Project Include is a non-profit that uses data and advocacy to facilitate workforce diversity and inclusion in the tech industry.
As reported by Project Include on their website, here is what research and data have shown about ways in which aspects of your hiring process may very well be turning away and turning off job candidates you want:
- Did you know that including “salary negotiable” in a job description can REDUCE the gender wage gap by 45%? The gender gap is much larger in jobs where the “rules” around wage negotiations are vague or uncertain.
- Did you know that increasing the amount of paid maternity leave could reduce the rate at which new mothers leave by 50%? Susan Wojcicki, Google’s first marketing manager and currently CEO of YouTube, increased maternity leave at Google from 12 weeks to 18 weeks, resulting in a 50% reduction in the rate of departure of new mothers.

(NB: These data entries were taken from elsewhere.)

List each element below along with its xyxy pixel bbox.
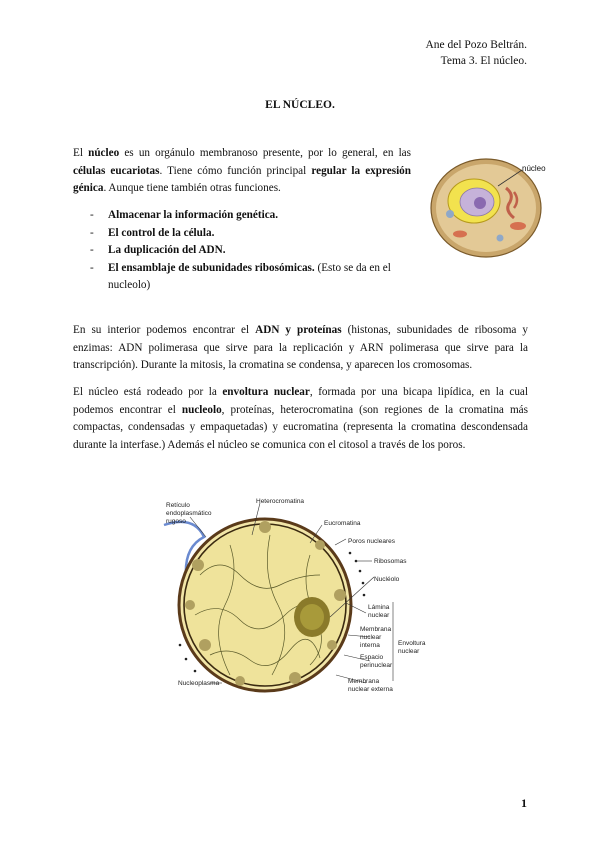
intro-text-3: . Tiene cómo función principal: [159, 164, 312, 177]
label-envoltura-1: Envoltura: [398, 640, 426, 647]
p3-text-2: , formada por una bicapa lipídica, en la cual podemos encontrar el: [73, 386, 528, 416]
nucleus-diagram: [160, 495, 444, 704]
vesicle-shape: [497, 235, 504, 242]
cell-illustration: [430, 148, 548, 260]
content-paragraph-2: [73, 322, 528, 375]
label-nucleolo: Nucléolo: [374, 576, 400, 583]
page-header: [425, 37, 527, 69]
term-nucleo: núcleo: [88, 147, 120, 159]
function-label: La duplicación del ADN.: [108, 244, 226, 256]
list-item: [90, 242, 412, 260]
nucleolus-core: [300, 604, 324, 630]
label-poros: Poros nucleares: [348, 538, 395, 545]
p2-text-1: En su interior podemos encontrar el: [73, 324, 256, 336]
p3-text-3: , proteínas, heterocromatina (son regiones de la cromatina más compactas, condensadas y empaquetadas) y eucromatina (representa la cromatina descondensada durante la interfase.) Además el núcleo se comunica con el citosol a través de los poros.: [73, 403, 528, 451]
intro-paragraph: [73, 145, 411, 198]
function-note: (Esto se da en el nucleolo): [108, 261, 391, 291]
page-title: EL NÚCLEO.: [265, 99, 335, 111]
function-label: El control de la célula.: [108, 226, 215, 239]
label-membrana-externa-2: nuclear externa: [348, 686, 393, 693]
list-item: [90, 207, 412, 225]
label-membrana-externa-1: Membrana: [348, 678, 380, 685]
label-envoltura-2: nuclear: [398, 648, 420, 655]
nucleolus-shape: [474, 197, 486, 209]
label-membrana-interna-2: nuclear: [360, 634, 382, 641]
mitochondrion-shape: [510, 222, 526, 230]
function-label: Almacenar la información genética.: [108, 209, 279, 221]
intro-text-1: El: [73, 147, 89, 159]
term-nucleolo: nucleolo: [181, 403, 222, 416]
page-number: 1: [521, 796, 527, 810]
function-list: [90, 207, 412, 295]
label-membrana-interna-1: Membrana: [360, 626, 392, 633]
label-reticulo-3: rugoso: [166, 518, 186, 525]
label-espacio-1: Espacio: [360, 654, 384, 661]
intro-text-2: es un orgánulo membranoso presente, por lo general, en las: [119, 147, 411, 159]
label-ribosomas: Ribosomas: [374, 558, 407, 565]
label-eucromatina: Eucromatina: [324, 520, 361, 527]
list-item: [90, 260, 412, 295]
term-adn-proteinas: ADN y proteínas: [255, 324, 342, 336]
label-nucleoplasma: Nucleoplasma: [178, 680, 220, 687]
function-label: El ensamblaje de subunidades ribosómicas.: [108, 261, 315, 274]
label-heterocromatina: Heterocromatina: [256, 498, 305, 505]
vesicle-shape: [446, 210, 454, 218]
list-item: [90, 225, 412, 243]
label-membrana-interna-3: interna: [360, 642, 380, 649]
label-lamina-1: Lámina: [368, 604, 390, 611]
content-paragraph-3: [73, 384, 528, 454]
term-celulas-eucariotas: células eucariotas: [73, 164, 160, 177]
label-lamina-2: nuclear: [368, 612, 390, 619]
nucleo-label: núcleo: [522, 164, 546, 173]
topic-name: Tema 3. El núcleo.: [440, 55, 527, 67]
label-espacio-2: perinuclear: [360, 662, 393, 669]
mitochondrion-shape: [453, 231, 467, 238]
author-name: Ane del Pozo Beltrán.: [425, 39, 527, 51]
p3-text-1: El núcleo está rodeado por la: [73, 386, 223, 398]
term-regular-expresion: regular la expresión génica: [73, 164, 411, 194]
label-reticulo-1: Retículo: [166, 502, 190, 509]
label-reticulo-2: endoplasmático: [166, 510, 212, 517]
p2-text-2: (histonas, subunidades de ribosoma y enzimas: ADN polimerasa que sirve para la replicación y ARN polimerasa que sirve para la transcripción). Durante la mitosis, la cromatina se condensa, y aparecen los cromosomas.: [73, 324, 528, 371]
intro-text-4: . Aunque tiene también otras funciones.: [103, 182, 281, 194]
term-envoltura-nuclear: envoltura nuclear: [222, 386, 310, 398]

- What’s in a name? Well, it could be a resume reviewer’s bias. Resumes that are identical with the exception of names that signify gender or racial background are subject to unintended bias during the resume review process.
- Unstructured interviews are still widely used to vet job candidates despite a vast literature suggesting that they have little validity. Develop an objective, standardized, codified set of interview procedures, content as well as process, to be used by everyone involved in hiring.
- Making a final decision about a candidate? Who has a vote? Who has a veto? “Vetoes are problematic” since individual biases mixed into group hiring decisions can “torpedo” an otherwise good candidate.